Two recent Ontario Provincial Offences Court cases deal with “airport scoopers.”
In most cities, airport fares are a primary source of income for taxi drivers. Taxis picking up fares at Toronto’s Pearson Airport must have the proper GTAA licensing permit. Without that permit, drivers can drop off fares at the airport, but may not legally pick up fare-paying passengers; that is considered “illegal soliciting” and is characterized as “an enormous problem” of long standing.
In R. v. Tariq Shaikh, 2013 ONCJ 33, the court determined that the Provincial Offences Act provides the statutory authority for reverse onus in a Trespass to Property offence, and this does not violate ss 11 (d) presumption of innocence provisions in the Charter.
Shaikh, a taxi driver, had previously been given a written notice of non-entry at the airport, when he was charged with trespassing in 2009. Two exceptions to the notice are made: to be at the airport as a traveller, and for pre-arranged employment purposes with proper authorization.
The defence had argued that the prosecution failed to negative the exception to the airport ban, and that the initial non-entry notice had not been issued for a valid reason.
Ontario Provincial Offences Court Justice of the Peace Quon relied on R. v. Schwartz (1989), 45 C.C.C. (3d) 97 (S.C.C.), which found that “ … where an accused person must establish that they fall within an exemption then there would be no danger that the accused person could be convicted, despite the existence of a reasonable doubt as to guilt, because proof of the exemption applying to the accused person would resolve all doubts in favour of the accused.”
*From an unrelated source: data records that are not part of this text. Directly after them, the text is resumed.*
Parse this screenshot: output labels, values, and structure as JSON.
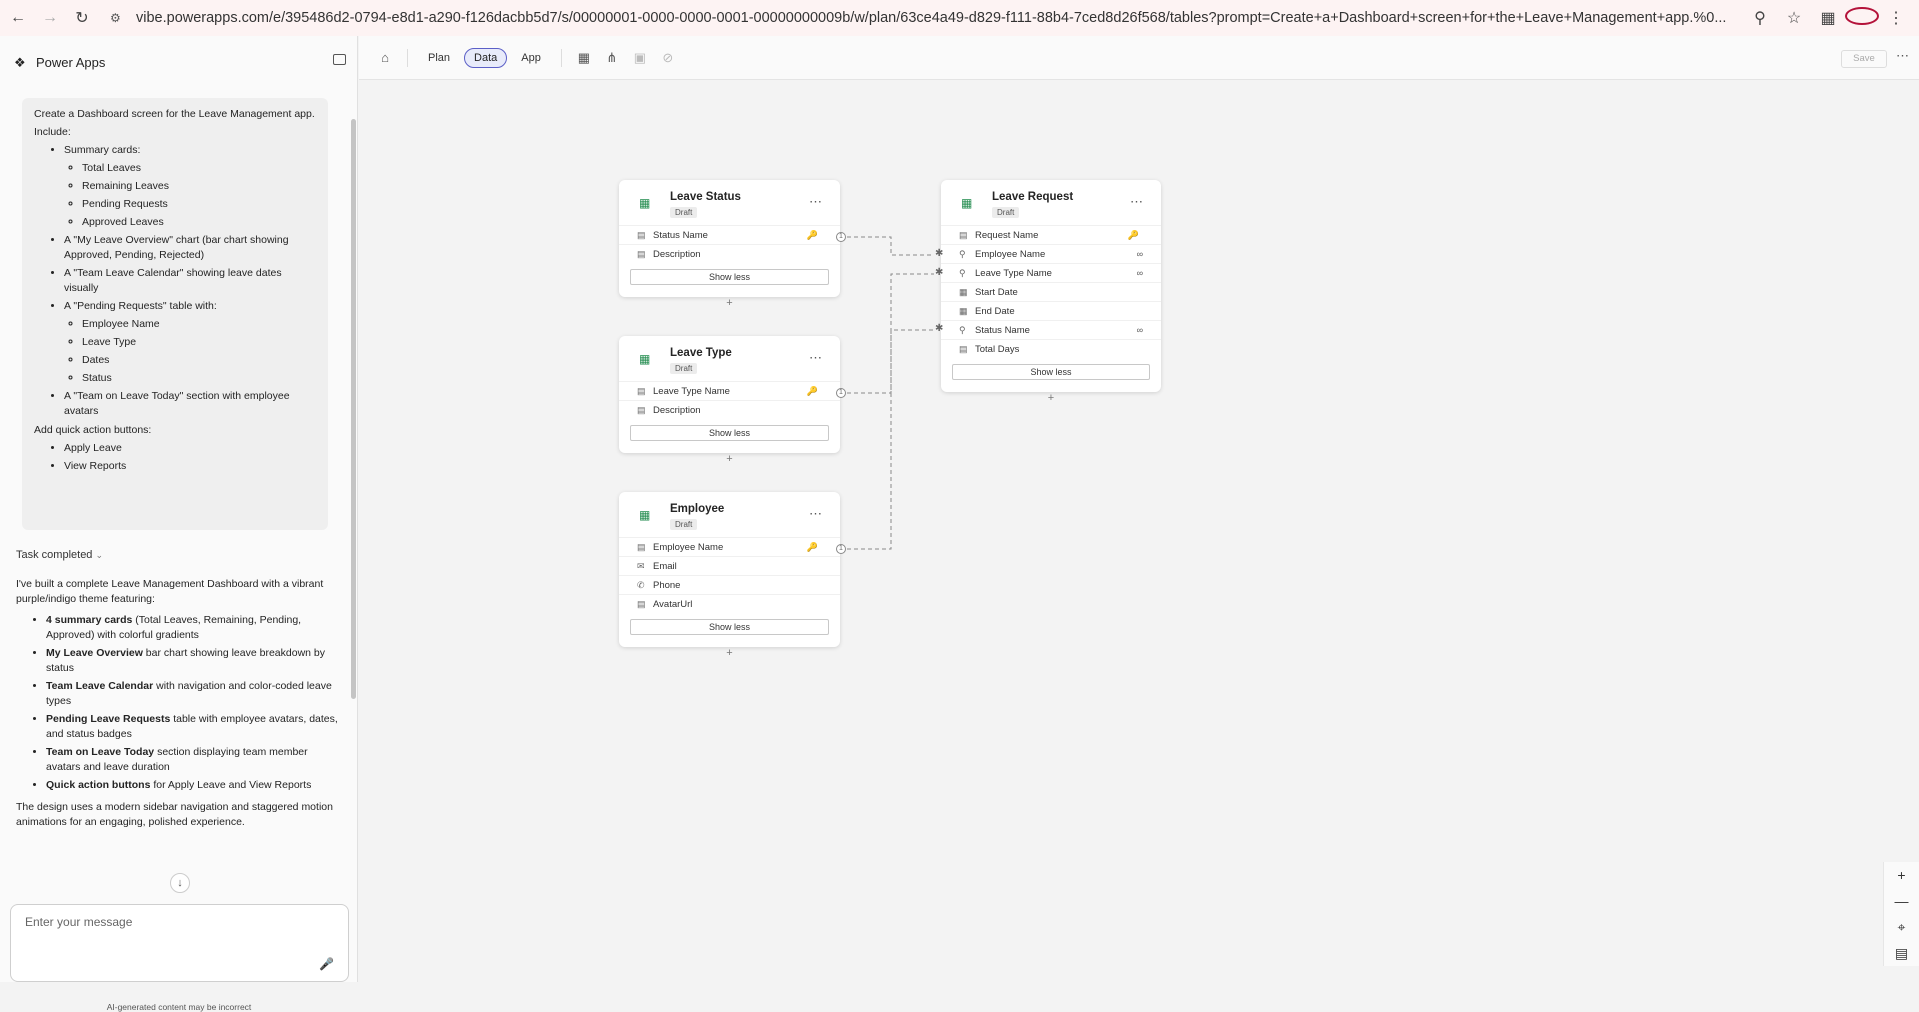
{
  "browser": {
    "url": "vibe.powerapps.com/e/395486d2-0794-e8d1-a290-f126dacbb5d7/s/00000001-0000-0000-0001-00000000009b/w/plan/63ce4a49-d829-f111-88b4-7ced8d26f568/tables?prompt=Create+a+Dashboard+screen+for+the+Leave+Management+app.%0..."
  },
  "app": {
    "name": "Power Apps"
  },
  "prompt": {
    "intro": "Create a Dashboard screen for the Leave Management app.",
    "include": "Include:",
    "items": [
      {
        "label": "Summary cards:",
        "sub": [
          "Total Leaves",
          "Remaining Leaves",
          "Pending Requests",
          "Approved Leaves"
        ]
      },
      {
        "label": "A \"My Leave Overview\" chart (bar chart showing Approved, Pending, Rejected)",
        "sub": []
      },
      {
        "label": "A \"Team Leave Calendar\" showing leave dates visually",
        "sub": []
      },
      {
        "label": "A \"Pending Requests\" table with:",
        "sub": [
          "Employee Name",
          "Leave Type",
          "Dates",
          "Status"
        ]
      },
      {
        "label": "A \"Team on Leave Today\" section with employee avatars",
        "sub": []
      }
    ],
    "quick_actions_label": "Add quick action buttons:",
    "quick_actions": [
      "Apply Leave",
      "View Reports"
    ]
  },
  "task_status": "Task completed",
  "response": {
    "intro": "I've built a complete Leave Management Dashboard with a vibrant purple/indigo theme featuring:",
    "items": [
      {
        "bold": "4 summary cards",
        "text": " (Total Leaves, Remaining, Pending, Approved) with colorful gradients"
      },
      {
        "bold": "My Leave Overview",
        "text": " bar chart showing leave breakdown by status"
      },
      {
        "bold": "Team Leave Calendar",
        "text": " with navigation and color-coded leave types"
      },
      {
        "bold": "Pending Leave Requests",
        "text": " table with employee avatars, dates, and status badges"
      },
      {
        "bold": "Team on Leave Today",
        "text": " section displaying team member avatars and leave duration"
      },
      {
        "bold": "Quick action buttons",
        "text": " for Apply Leave and View Reports"
      }
    ],
    "outro": "The design uses a modern sidebar navigation and staggered motion animations for an engaging, polished experience."
  },
  "message": {
    "placeholder": "Enter your message"
  },
  "disclaimer": "AI-generated content may be incorrect",
  "toolbar": {
    "tabs": [
      "Plan",
      "Data",
      "App"
    ],
    "active_tab": "Data",
    "save_label": "Save"
  },
  "tables": [
    {
      "title": "Leave Status",
      "badge": "Draft",
      "fields": [
        {
          "name": "Status Name",
          "icon": "text-field-icon",
          "key": true
        },
        {
          "name": "Description",
          "icon": "multiline-field-icon",
          "key": false
        }
      ],
      "button": "Show less"
    },
    {
      "title": "Leave Type",
      "badge": "Draft",
      "fields": [
        {
          "name": "Leave Type Name",
          "icon": "text-field-icon",
          "key": true
        },
        {
          "name": "Description",
          "icon": "multiline-field-icon",
          "key": false
        }
      ],
      "button": "Show less"
    },
    {
      "title": "Employee",
      "badge": "Draft",
      "fields": [
        {
          "name": "Employee Name",
          "icon": "text-field-icon",
          "key": true
        },
        {
          "name": "Email",
          "icon": "email-field-icon",
          "key": false
        },
        {
          "name": "Phone",
          "icon": "phone-field-icon",
          "key": false
        },
        {
          "name": "AvatarUrl",
          "icon": "multiline-field-icon",
          "key": false
        }
      ],
      "button": "Show less"
    },
    {
      "title": "Leave Request",
      "badge": "Draft",
      "fields": [
        {
          "name": "Request Name",
          "icon": "text-field-icon",
          "key": true
        },
        {
          "name": "Employee Name",
          "icon": "lookup-field-icon",
          "key": false,
          "lookup": true
        },
        {
          "name": "Leave Type Name",
          "icon": "lookup-field-icon",
          "key": false,
          "lookup": true
        },
        {
          "name": "Start Date",
          "icon": "date-field-icon",
          "key": false
        },
        {
          "name": "End Date",
          "icon": "date-field-icon",
          "key": false
        },
        {
          "name": "Status Name",
          "icon": "lookup-field-icon",
          "key": false,
          "lookup": true
        },
        {
          "name": "Total Days",
          "icon": "number-field-icon",
          "key": false
        }
      ],
      "button": "Show less"
    }
  ]
}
The Legislature was clear in establishing ss. 47(3) of the Provincial Offences Act, Quon determined. “The burden of proving that an authorization, exception, exemption or qualification prescribed by law operates in favour of the defendant is on the defendant, and the prosecutor is not required, except by way of rebuttal, to prove that the authorization, exception, exemption or qualification does not operate in favour of the defendant, whether or not it is set out in the information.”
In another recent “scooper” case, R. v. Khan, 2013 ONCJ 194 (CanLII), the Ontario Court of Justice found that, although it is not an offence to lie to the police in and of itself, giving a false name, even momentarily, does meet the actus reus of obstructing police.
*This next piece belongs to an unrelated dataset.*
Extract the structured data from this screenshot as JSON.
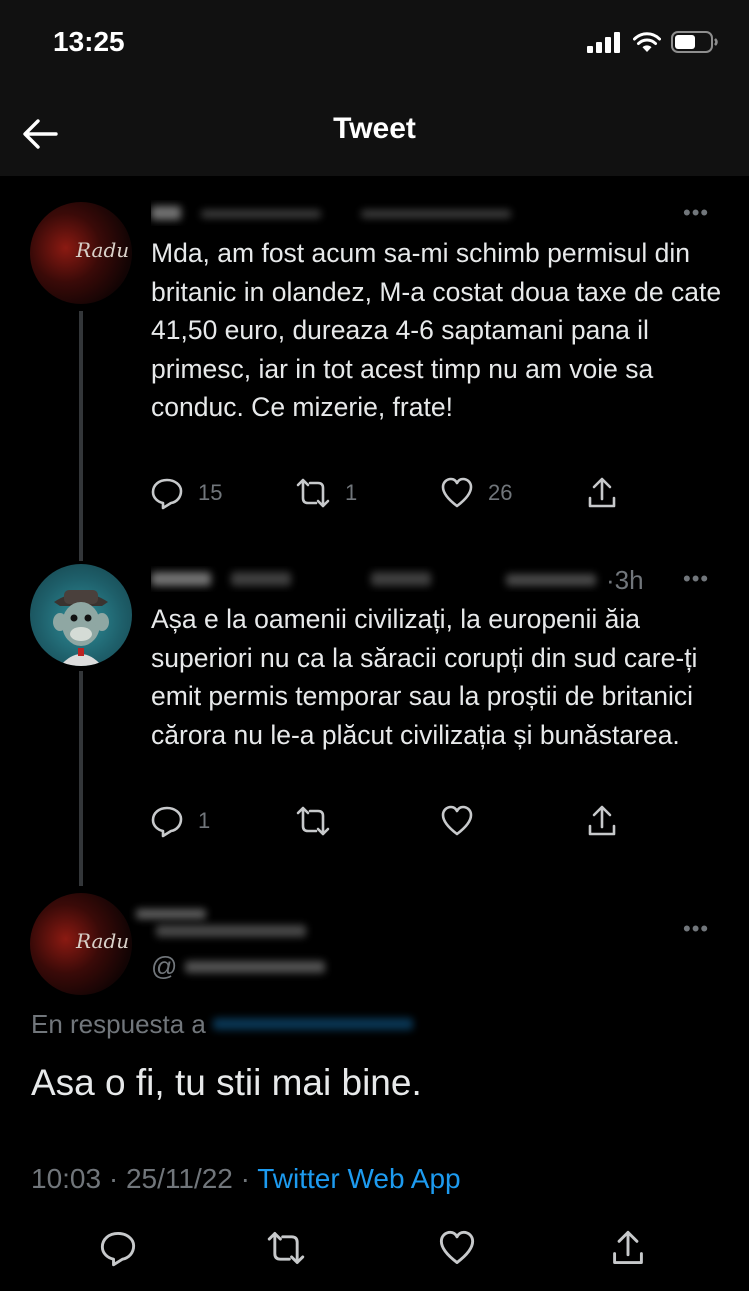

A Peel Region officer looking for unauthorized taxi drivers thought that she recognized taxi driver Shazad Khan. He gave her a false name, which the officer spent less than two minutes looking up, before correctly identifying himself. Justice B. Knazan found Khan guilty.
In 1997, Peel Regional Police became the police service of jurisdiction at Toronto Pearson Airport. Officers issue trespass notices, carry photos of taxi drivers to whom those are issued, and charge drivers found in violation of the notice and rules.
In an earlier significant case of scooping, R. v. Singh, 2010 ONCJ 159 (CanLII), the court considered five charges against “scooper” taxi drivers, for offences under the HTA (Highway Traffic Act, R.S.O. 1990, CHAPTER H.8), POA (Provincial Offences Act, R.S.O. 1990, c. P.33), and Trespass to Property Act, R.S.O. 1990, c. T.21.
In that case, the questions of onus and constitutionality were determined in part by reference to R. v. Clouston (Ont. Dist. Ct.).
Convictions were entered on all counts.